In reply to comment 29, Yes, the magic length of 2 is to permit optional NULLs. (I thought that was known.) Some implementations don't supply those NULLs in the signatures they create. They rely on the fact that algorithm parameters are declared optional. And they expect other implementations to honor that declaration. NSS interoperates with both flavors of parameters: explicit NULL, and omitted. I did not want the fix for this bug to break any valid signatures accepted by NSS before the fix. Yes, we could write code that more strictly permits only parameter length of zero, or paramater length of 2 with value 0x0500. I wouldn't oppose such an implementation, but I believe it is unnecessary. I didn't do that because I have been told (by an unnamed cryptographer :) that 2 bytes is not enough space to be exploitable in the manner of the forgeries being considered here (not enough to permit the construction of a perfect cube). Perhaps Marius would like to comment on that. Now that Marius has developed additional test forgeries for the other test cases that seemed like potentials, and NSS has shown not to be vulnerable to them (only to case a, subject of bug 350640, and case b), I feel very confident that mozilla can proceed to respin FF2 based on the existing patches for these two bugs. (Many Thanks! Marius) Has this patch been checked into a enough branches that this bug can now be marked resolved/fixed?
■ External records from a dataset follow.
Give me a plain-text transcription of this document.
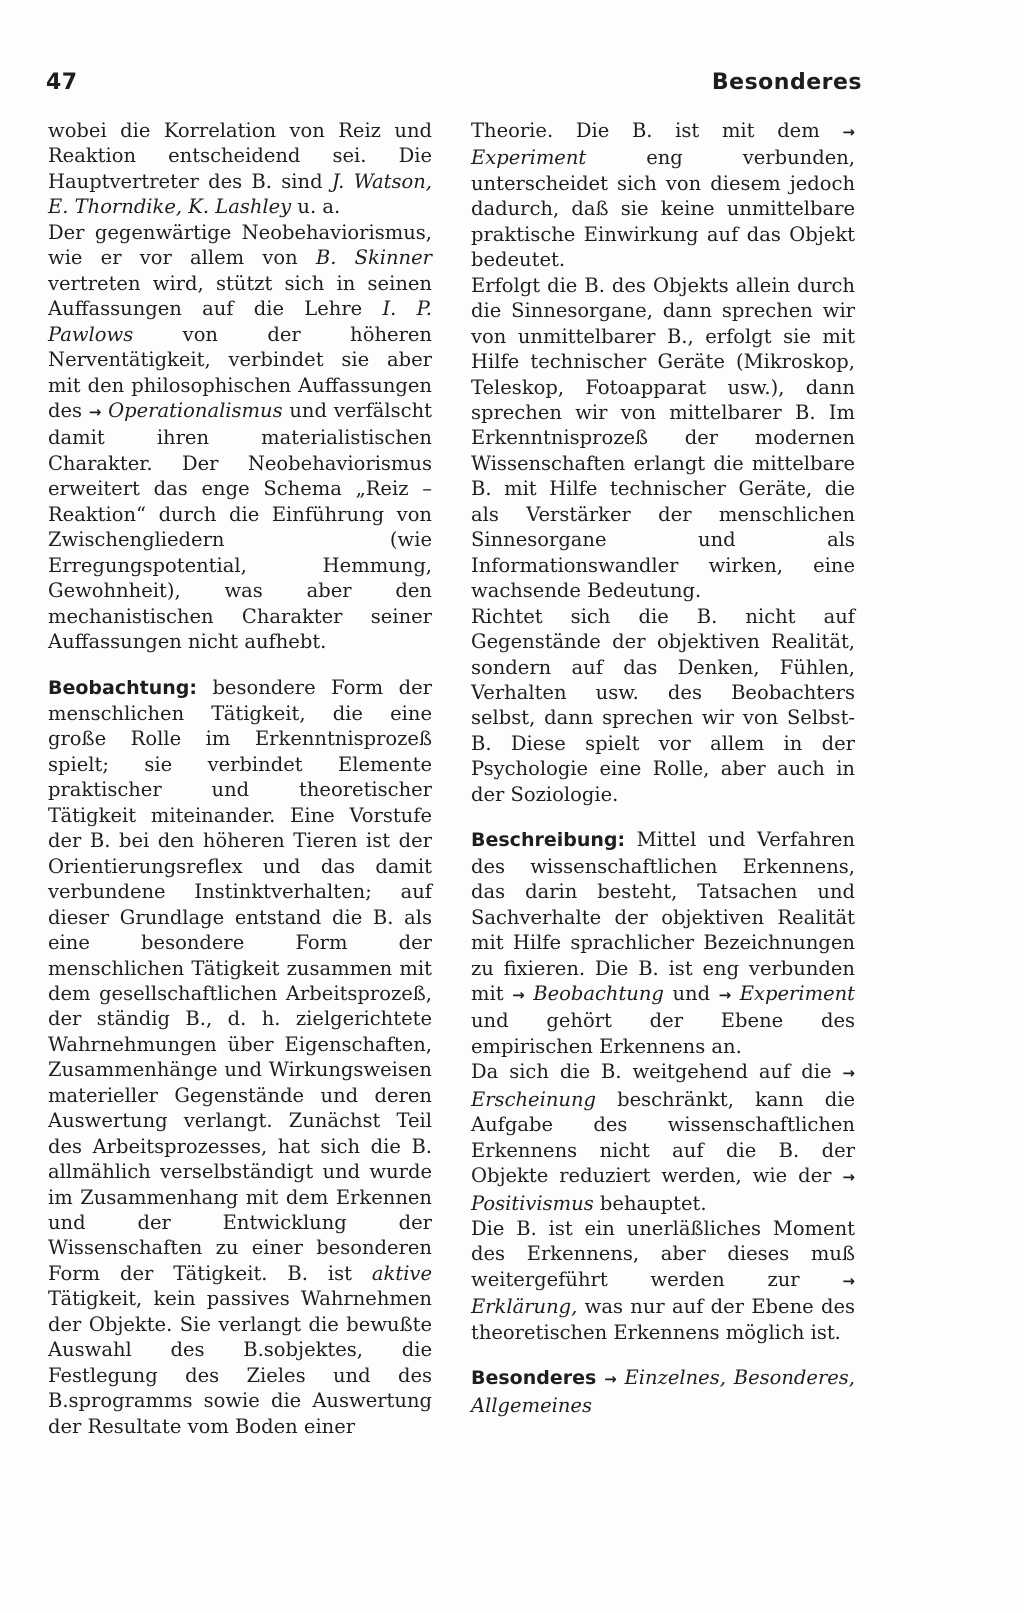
47	Besonderes

wobei die Korrelation von Reiz und Reaktion entscheidend sei. Die Hauptvertreter des B. sind J. Watson, E. Thorndike, K. Lashley u. a.

Der gegenwärtige Neobehaviorismus, wie er vor allem von B. Skinner vertreten wird, stützt sich in seinen Auffassungen auf die Lehre I. P. Pawlows von der höheren Nerventätigkeit, verbindet sie aber mit den philosophischen Auffassungen des → Operationalismus und verfälscht damit ihren materialistischen Charakter. Der Neobehaviorismus erweitert das enge Schema „Reiz – Reaktion“ durch die Einführung von Zwischengliedern (wie Erregungspotential, Hemmung, Gewohnheit), was aber den mechanistischen Charakter seiner Auffassungen nicht aufhebt.

Beobachtung: besondere Form der menschlichen Tätigkeit, die eine große Rolle im Erkenntnisprozeß spielt; sie verbindet Elemente praktischer und theoretischer Tätigkeit miteinander. Eine Vorstufe der B. bei den höheren Tieren ist der Orientierungsreflex und das damit verbundene Instinktverhalten; auf dieser Grundlage entstand die B. als eine besondere Form der menschlichen Tätigkeit zusammen mit dem gesellschaftlichen Arbeitsprozeß, der ständig B., d. h. zielgerichtete Wahrnehmungen über Eigenschaften, Zusammenhänge und Wirkungsweisen materieller Gegenstände und deren Auswertung verlangt. Zunächst Teil des Arbeitsprozesses, hat sich die B. allmählich verselbständigt und wurde im Zusammenhang mit dem Erkennen und der Entwicklung der Wissenschaften zu einer besonderen Form der Tätigkeit. B. ist aktive Tätigkeit, kein passives Wahrnehmen der Objekte. Sie verlangt die bewußte Auswahl des B.sobjektes, die Festlegung des Zieles und des B.sprogramms sowie die Auswertung der Resultate vom Boden einer

Theorie. Die B. ist mit dem → Experiment eng verbunden, unterscheidet sich von diesem jedoch dadurch, daß sie keine unmittelbare praktische Einwirkung auf das Objekt bedeutet.

Erfolgt die B. des Objekts allein durch die Sinnesorgane, dann sprechen wir von unmittelbarer B., erfolgt sie mit Hilfe technischer Geräte (Mikroskop, Teleskop, Fotoapparat usw.), dann sprechen wir von mittelbarer B. Im Erkenntnisprozeß der modernen Wissenschaften erlangt die mittelbare B. mit Hilfe technischer Geräte, die als Verstärker der menschlichen Sinnesorgane und als Informationswandler wirken, eine wachsende Bedeutung.

Richtet sich die B. nicht auf Gegenstände der objektiven Realität, sondern auf das Denken, Fühlen, Verhalten usw. des Beobachters selbst, dann sprechen wir von Selbst-B. Diese spielt vor allem in der Psychologie eine Rolle, aber auch in der Soziologie.

Beschreibung: Mittel und Verfahren des wissenschaftlichen Erkennens, das darin besteht, Tatsachen und Sachverhalte der objektiven Realität mit Hilfe sprachlicher Bezeichnungen zu fixieren. Die B. ist eng verbunden mit → Beobachtung und → Experiment und gehört der Ebene des empirischen Erkennens an.

Da sich die B. weitgehend auf die → Erscheinung beschränkt, kann die Aufgabe des wissenschaftlichen Erkennens nicht auf die B. der Objekte reduziert werden, wie der → Positivismus behauptet.

Die B. ist ein unerläßliches Moment des Erkennens, aber dieses muß weitergeführt werden zur → Erklärung, was nur auf der Ebene des theoretischen Erkennens möglich ist.

Besonderes → Einzelnes, Besonderes, Allgemeines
Can those that have been investigating this bug please help QA verify this fix with the latest 18.104.22.168 candidate builds (http://ftp.mozilla.org/pub/mozilla.org/firefox/nightly/22.214.171.124-candidates/rc5/) and 1.8.1 nightly builds? We have had some trouble setting up a server to serve these certs. Please replace "fixed1.8.x" keywords with "verified1.8.x" once you have completed your tests. Thanks! Nelson: If everything that is needed has landed on the Trunk, you can resolve this bug fixed. The "fixed" keywords already indicate that the correct patches have landed on those branches.
Thanks, Jay. I will contact you offline about helping you with test servers.
Tested 9 invalid certs (testcase-A thru testcase-I) on Fedora Core Release 5. Each cert was reported as an error by the browser and rejected. 1.8.1b2 2006090804 verified 1.8.1 126.96.36.199 20060906 verified 188.8.131.52
I think one of our test certs may be defective. :( If so, then testing with that cert gives us a false sense of security. I am investigating.
In reply to comment 34, it appears that the test cert was not defective.
I guess this bug is now fixed in all the places it needs to be, so I'm clearing the flags that request blocking of aviary1.0.9, 1.7.14, 1.8.1, and 1.9.